You create a queue by calling Queue::new
and passing it a reference to its
backing storage. To actually use the queue, however, you must call
Queue::split
to break it into two endpoints, Push
and Pop
. As their
names suggest, Push
can be used to push things into the queue, and Pop
can be used to pop things out of it.
The Push
and Pop
can then be handed off to separate code paths, so long
as they don’t outlive the Queue
and its storage. (The compiler will ensure
this.)
This queue uses the Rust type system to ensure that only one code path is
attempting to push or pop the queue at any given time, because both Push
and Pop
endpoints borrow the central Queue
, and an async
operation to
push or pop through an endpoint borrows that endpoint in turn. Neither
Push
nor Pop
can be cloned or copied, ensuring the single-producer
single-consumer property.
Implementation
This is implemented as a concurrent lock-free Lamport queue. This has two implications:
- If you can arrange the lifetimes correctly (i.e. make the queue static) it is actually safe to operate either Push or Pop from an ISR.

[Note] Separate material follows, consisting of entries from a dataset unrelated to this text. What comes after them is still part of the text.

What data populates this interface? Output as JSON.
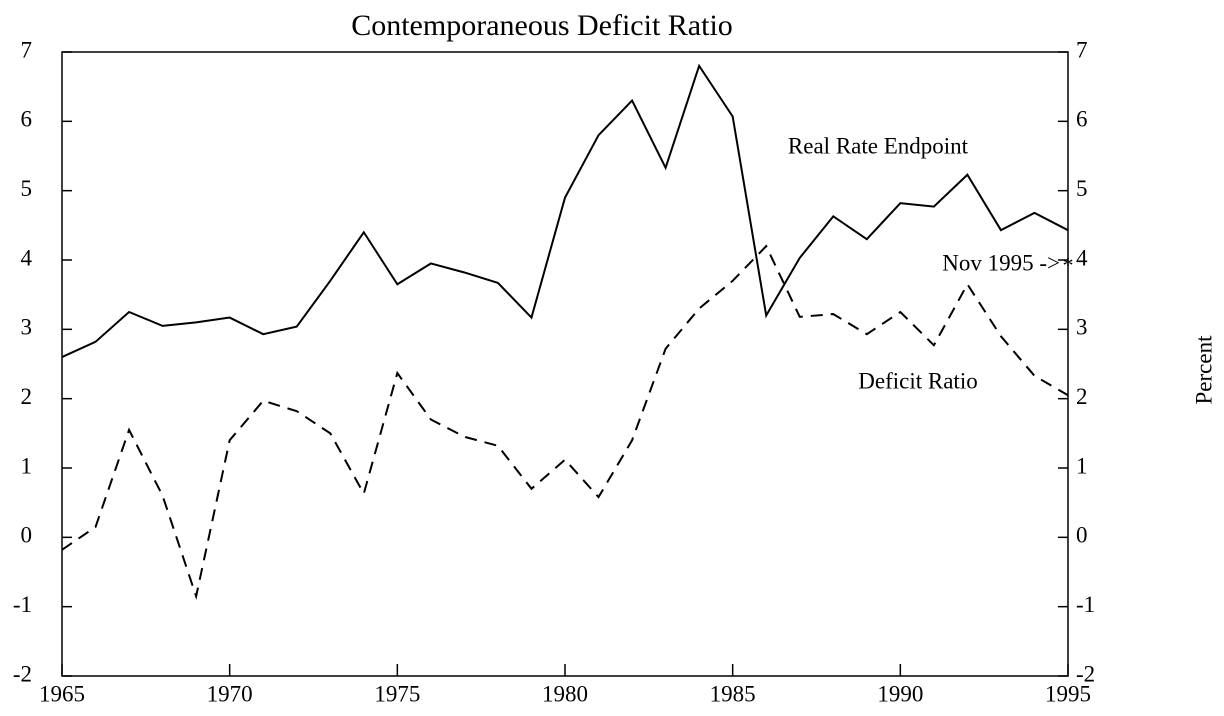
{
  "chart_data": {
    "type": "line",
    "title": "Contemporaneous Deficit Ratio",
    "x": [
      1965,
      1966,
      1967,
      1968,
      1969,
      1970,
      1971,
      1972,
      1973,
      1974,
      1975,
      1976,
      1977,
      1978,
      1979,
      1980,
      1981,
      1982,
      1983,
      1984,
      1985,
      1986,
      1987,
      1988,
      1989,
      1990,
      1991,
      1992,
      1993,
      1994,
      1995
    ],
    "series": [
      {
        "name": "Real Rate Endpoint",
        "color": "#000000",
        "dash": "solid",
        "values": [
          2.6,
          2.82,
          3.25,
          3.05,
          3.1,
          3.17,
          2.93,
          3.04,
          3.7,
          4.4,
          3.65,
          3.95,
          3.82,
          3.67,
          3.17,
          4.9,
          5.8,
          6.3,
          5.33,
          6.8,
          6.07,
          3.2,
          4.03,
          4.63,
          4.3,
          4.82,
          4.77,
          5.23,
          4.43,
          4.68,
          4.43
        ]
      },
      {
        "name": "Deficit Ratio",
        "color": "#000000",
        "dash": "dashed",
        "values": [
          -0.18,
          0.15,
          1.55,
          0.6,
          -0.85,
          1.4,
          1.97,
          1.82,
          1.5,
          0.63,
          2.37,
          1.7,
          1.45,
          1.32,
          0.7,
          1.12,
          0.58,
          1.4,
          2.72,
          3.3,
          3.7,
          4.2,
          3.18,
          3.22,
          2.93,
          3.25,
          2.77,
          3.65,
          2.9,
          2.33,
          2.05
        ]
      }
    ],
    "xlim": [
      1965,
      1995
    ],
    "xticks": [
      1965,
      1970,
      1975,
      1980,
      1985,
      1990,
      1995
    ],
    "ylim": [
      -2,
      7
    ],
    "yticks": [
      -2,
      -1,
      0,
      1,
      2,
      3,
      4,
      5,
      6,
      7
    ],
    "y2lim": [
      -2,
      7
    ],
    "y2ticks": [
      -2,
      -1,
      0,
      1,
      2,
      3,
      4,
      5,
      6,
      7
    ],
    "y2label": "Percent",
    "annotations": [
      {
        "text": "Nov 1995 ->",
        "marker": {
          "x": 1995,
          "y": 3.95
        }
      }
    ]
  }
}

- It fills up at N-1 elements because one empty slot is used as a sentinel to distinguish full from empty.
The adaptations to modern memory ordering semantics are taken from Nhat Minh Lê et al’s paper “Correct and Efficient Bounded FIFO Queues,” though this implementation does not use all of the optimizations they identified.
Structs
- A “permit” giving its holder the right to push one element into a queue, without waiting.
- Queue endpoint for popping data. Access to a
Pop
only gives you the right to pop data and enquire about pop-related properties. - Queue endpoint for pushing data. Access to a
Push
only gives you the right to push data and enquire about push-related properties. - A single-producer, single-consumer queue. The
Queue
struct contains the controlling information for the queue overall, and borrows the storage.